Fearing repetition of the dreadful setback thorough-breeding suffered during World War I, owners of laboriously trained hunting and shooting dogs and breeders of show dogs sent many of their prize specimens to Australia, Canada and the U. S. Last week many U. S. dog lovers were helping keep British hounds’ noses keen, setters’ coats shiny, poodles’ hindquarters plucked. In Nashville, Tenn., Spur Oil Co.’s President Mason Houghland has begun regularly to hunt twelve and a half couples from the pack — famed for their hybrid Welsh traits of nose, voice, homeliness — of Master W. W. B. Scott of the Broadway Hunt in the Cotswolds. Five other Scott couples are with the Vic-Mead Hunt in Wilmington, Del.

In St. Louis, Mo., tweedy Mrs. Gilbert P. Strelinger, vice president of the American Pointer Club, was last week taking care of Ch. Stainton Sonora, an exquisite showing pointer bitch from Cheshire, England which answers to her calling name Barbara only when it is pronounced with a broad English accent. Angry St. Louisans have written Mrs. Strelinger asking why she did not adopt refugee orphans instead of dogs.

Britons are concerned not only for their own pets, but also for animals in active war zones. Last week the R. S. P. C. A. announced allocation of $8,000 to aid the Finnish Army Veterinary Corps in caring for 350,000 horses and 100,000 reindeer used in war work. And the Blue Cross branch of Our Dumb Friends League an nounced the readiness in France of a “large convalescence hospital where war-shattered horses and mules may be taken from the front line.” Against the time when air raids may begin, a National Air Raid Precautions Animals Committee was organized. A gentle, chunky Scot named Colonel Robert John Stordy was chosen as chief administrator. He went to Ethiopia during the Italian campaign to treat gassed ani mals, spent much of his time treating gassed Ethiopians. Last week N.A.R.P.A.C. as urging Britons to observe a list of Do’s and Don’t’s :

— Attach N.A.R.P.A.C. metal identification tags to all pets. An elderly woman promptly asked how to tag her pet, an eel named Sam.

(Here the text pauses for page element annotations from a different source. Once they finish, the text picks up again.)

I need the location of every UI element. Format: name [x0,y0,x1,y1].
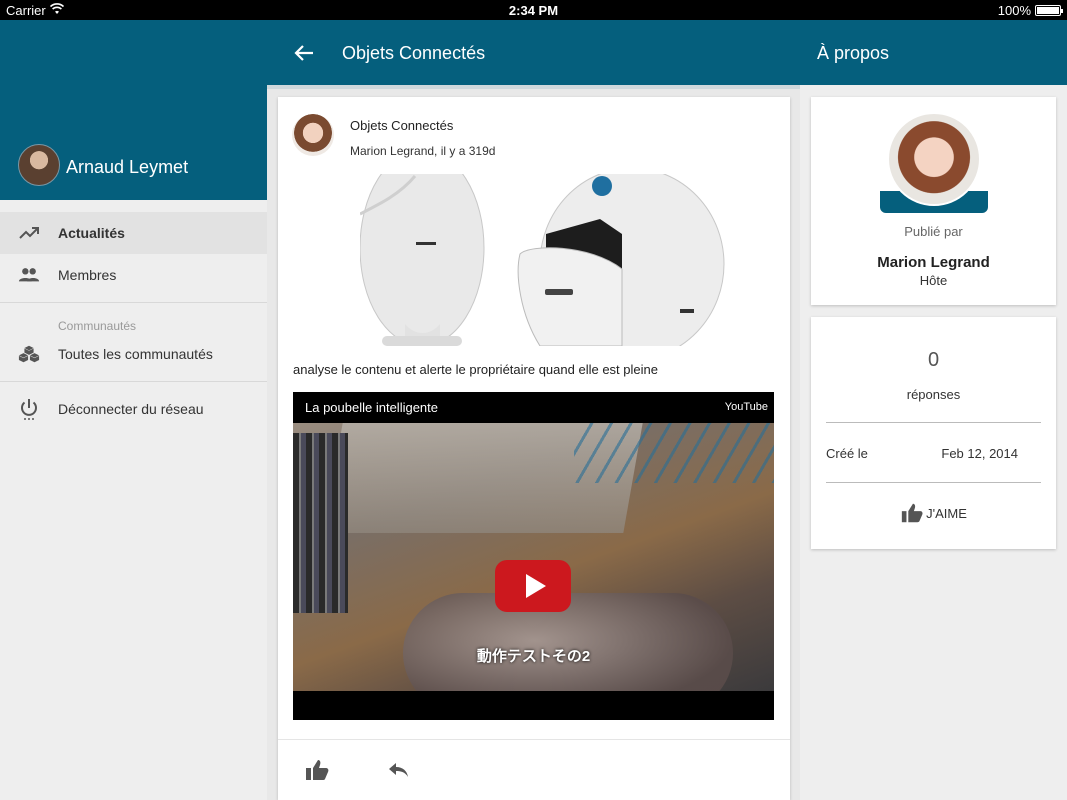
sidebar: Arnaud Leymet Actualités Membres Communa… [0,20,267,800]
stats-card: 0 réponses Créé le Feb 12, 2014 J'AIME [811,317,1056,549]
sidebar-item-toutes-communautes[interactable]: Toutes les communautés [0,333,267,375]
thumbs-up-icon [306,760,329,780]
reply-count: 0 [927,349,940,371]
sidebar-header: Arnaud Leymet [0,20,267,200]
section-title-communautes: Communautés [58,319,137,333]
divider [0,302,267,303]
divider [826,482,1041,483]
like-button-about[interactable]: J'AIME [811,501,1056,525]
app-bar: Objets Connectés [267,20,800,85]
sidebar-item-label: Déconnecter du réseau [58,401,204,417]
post-meta: Marion Legrand, il y a 319d [350,144,496,158]
sidebar-item-actualites[interactable]: Actualités [0,212,267,254]
about-header: À propos [800,20,1067,85]
thumbs-up-icon [901,503,923,523]
video-title[interactable]: La poubelle intelligente [305,400,438,415]
smart-bin-illustration [360,174,725,346]
like-label: J'AIME [926,505,967,521]
post-community-name[interactable]: Objets Connectés [350,118,453,133]
sidebar-item-label: Toutes les communautés [58,346,213,362]
cubes-icon [18,343,40,365]
status-bar: Carrier 2:34 PM 100% [0,0,1067,20]
sidebar-nav: Actualités Membres Communautés Toutes le… [0,212,267,430]
trending-up-icon [18,222,40,244]
author-avatar[interactable] [887,112,981,206]
reply-button[interactable] [386,757,412,783]
sidebar-item-label: Membres [58,267,117,283]
thumbnail-shelf [293,433,348,613]
battery-percentage: 100% [997,3,1031,18]
created-date: Feb 12, 2014 [941,446,1018,461]
sidebar-item-label: Actualités [58,225,125,241]
sidebar-item-membres[interactable]: Membres [0,254,267,296]
video-embed[interactable]: La poubelle intelligente YouTube 動作テストその… [293,392,774,720]
divider [826,422,1041,423]
author-name[interactable]: Marion Legrand [811,254,1056,271]
post-author-avatar[interactable] [292,114,334,156]
user-avatar[interactable] [18,144,60,186]
people-icon [18,264,40,286]
back-button[interactable] [291,40,317,66]
author-card: Publié par Marion Legrand Hôte [811,97,1056,305]
post-card: Objets Connectés Marion Legrand, il y a … [278,97,790,800]
author-role: Hôte [919,273,948,288]
user-name[interactable]: Arnaud Leymet [66,157,188,178]
page-title: Objets Connectés [342,43,486,63]
reply-icon [389,763,408,777]
like-button[interactable] [304,757,330,783]
video-caption: 動作テストその2 [476,648,591,665]
created-label: Créé le [826,446,868,461]
post-text: analyse le contenu et alerte le propriét… [293,362,658,377]
sidebar-item-deconnecter[interactable]: Déconnecter du réseau [0,388,267,430]
clock: 2:34 PM [508,3,559,18]
power-icon [18,398,40,420]
video-thumbnail[interactable]: 動作テストその2 [293,423,774,691]
about-title: À propos [817,43,890,63]
play-button[interactable] [495,560,571,612]
post-image[interactable] [360,174,730,346]
youtube-logo[interactable]: YouTube [725,401,768,413]
battery-icon [1035,5,1063,16]
published-by-label: Publié par [904,224,963,239]
reply-label: réponses [906,387,961,402]
thumbnail-texture [574,423,774,483]
divider [0,381,267,382]
post-actions [278,739,790,800]
arrow-left-icon [294,45,313,61]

— In air raids, do not take pets to public shelters for human beings; leave them in special gasproof kennels, hutches, stables, pounds. You can buy a pet a fancy gas mask, but you can’t make him wear it.— Every residential street has an “animal guard,” who is not expected to be in the street while bombs are dropping, but who tends injured animals immediately afterward. After a raid, do not touch wounded pets—they may have mustard gas on them. Call an animal guard or use an R. S. P. C. A. Cat-&-Dog Grasper (long handle with adjustable noose).

— Remember that animals are affected by their masters’ nervousness. In September, R. S. P. C. A. treated 198 London dogs injured in dogfights; in October, when war tension began to tell, 410. Give nervous pets bromide tablets. Dose: for a pet the size of a Pekingese, one five-grain tablet, two for terrier-size, three for chow, four for Airedale or larger.

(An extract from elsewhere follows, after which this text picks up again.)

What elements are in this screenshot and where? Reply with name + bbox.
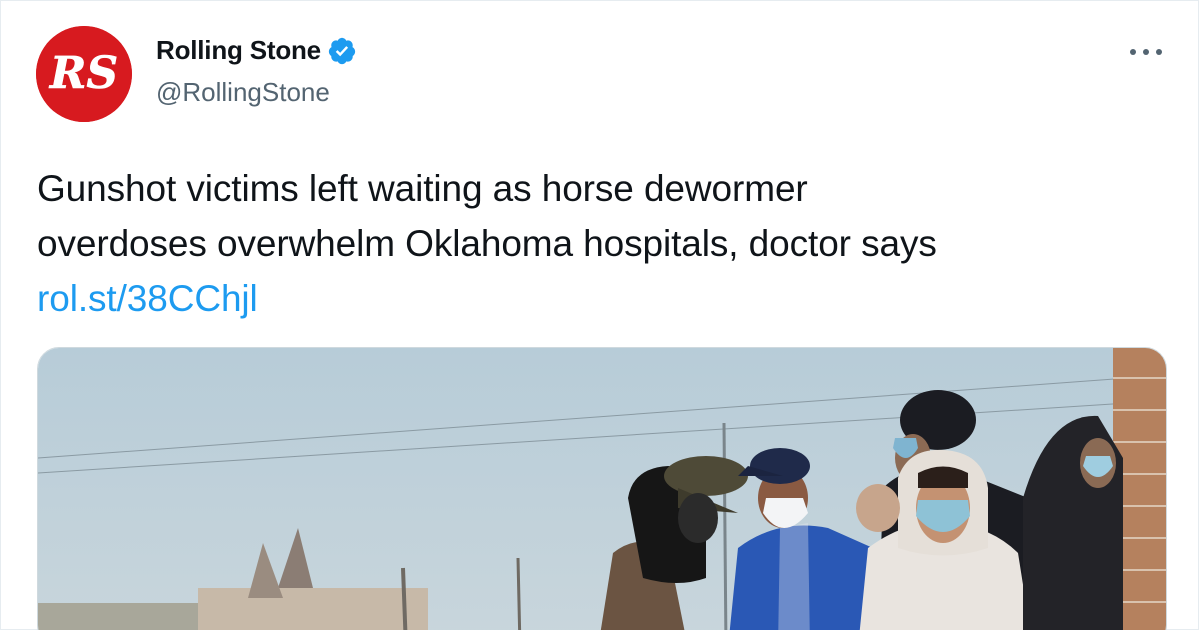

— Fish bowls should be reinforced with adhesive paper “and it is just as well to see the aquarium is kept in a room where the water will not do any injury if it is spilled.”

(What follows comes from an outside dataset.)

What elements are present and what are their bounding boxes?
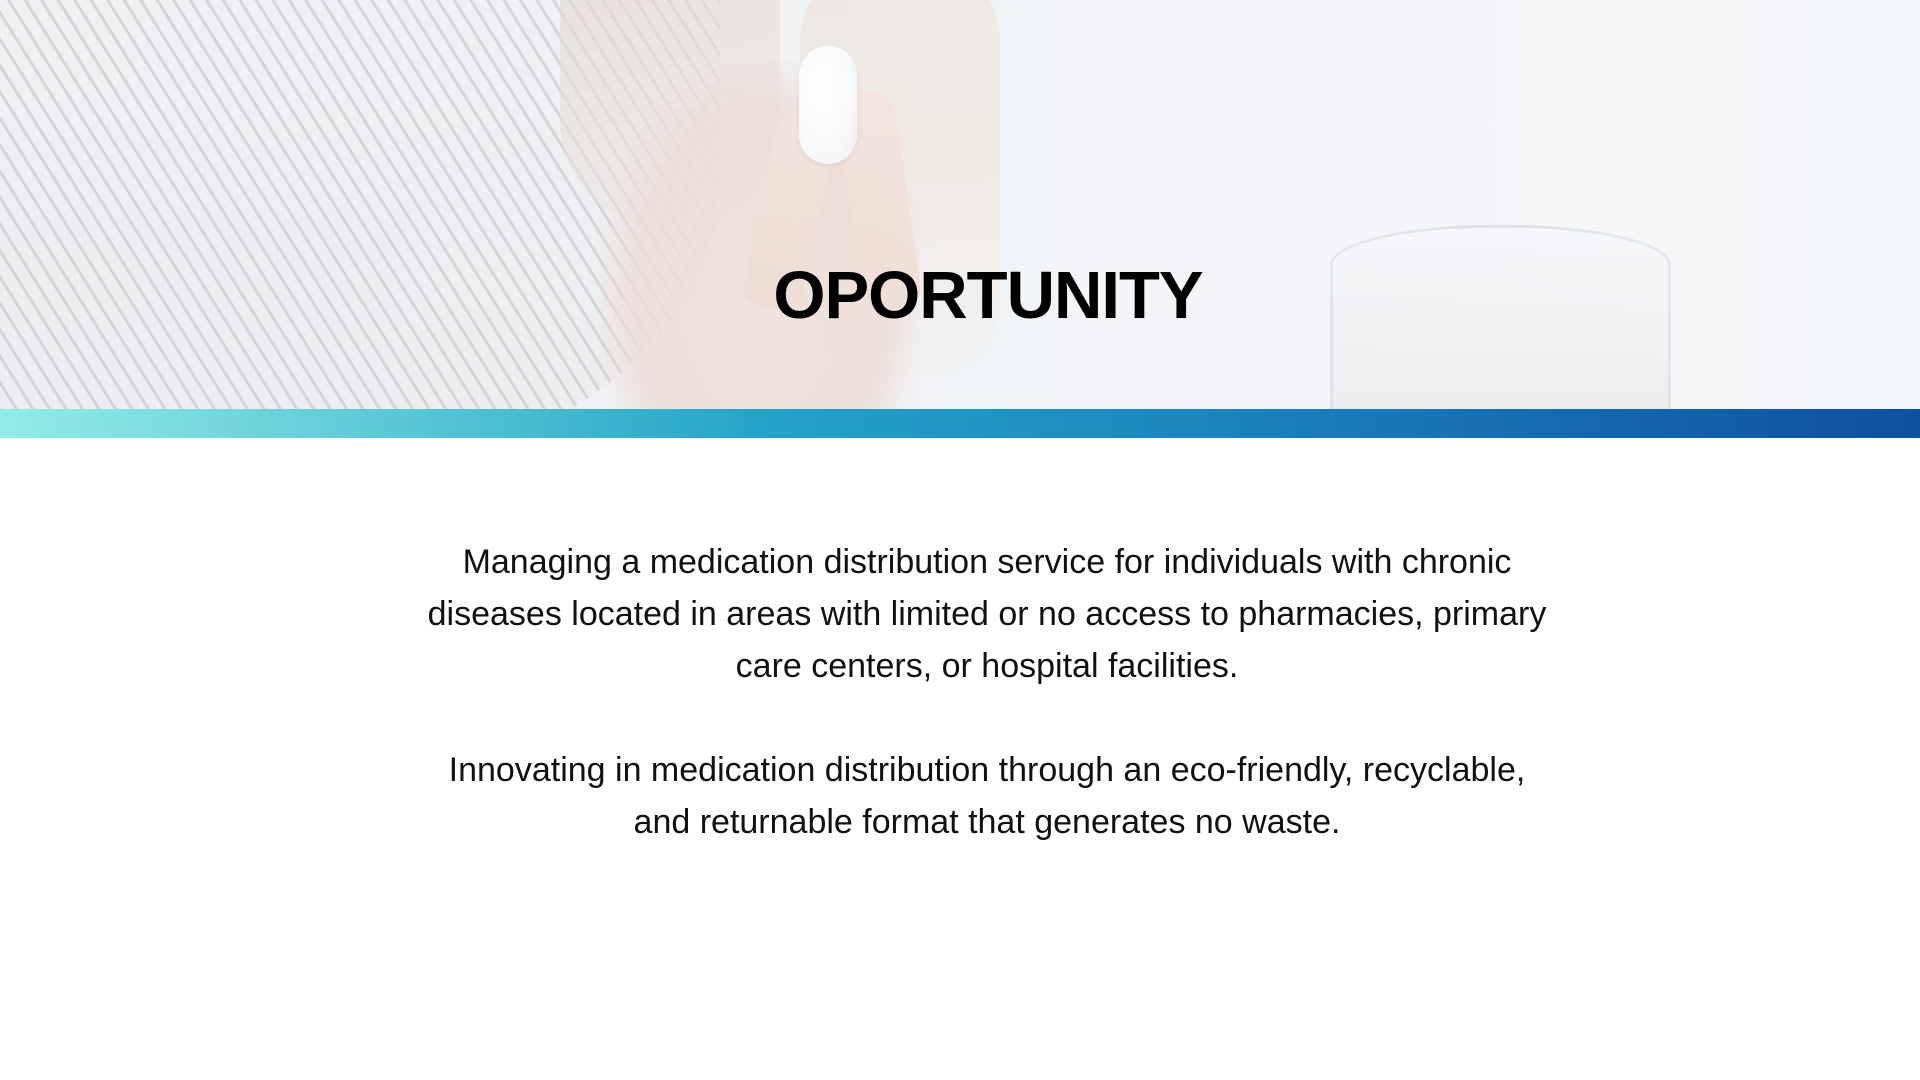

— When cattle are herded across a road in a blackout, lights must be carried fore and aft. A Kentish farmer was recently fined five shillings for driving cows without head and tail lights. Do not (as many did) paint horses and colts to look like zebras—motorists cannot see them any better, foals cannot recognize their own mothers, and go hungry.

— Don’t worry about your cat in an air raid. He will be the first to skedaddle down into the cellar, and the last to come out.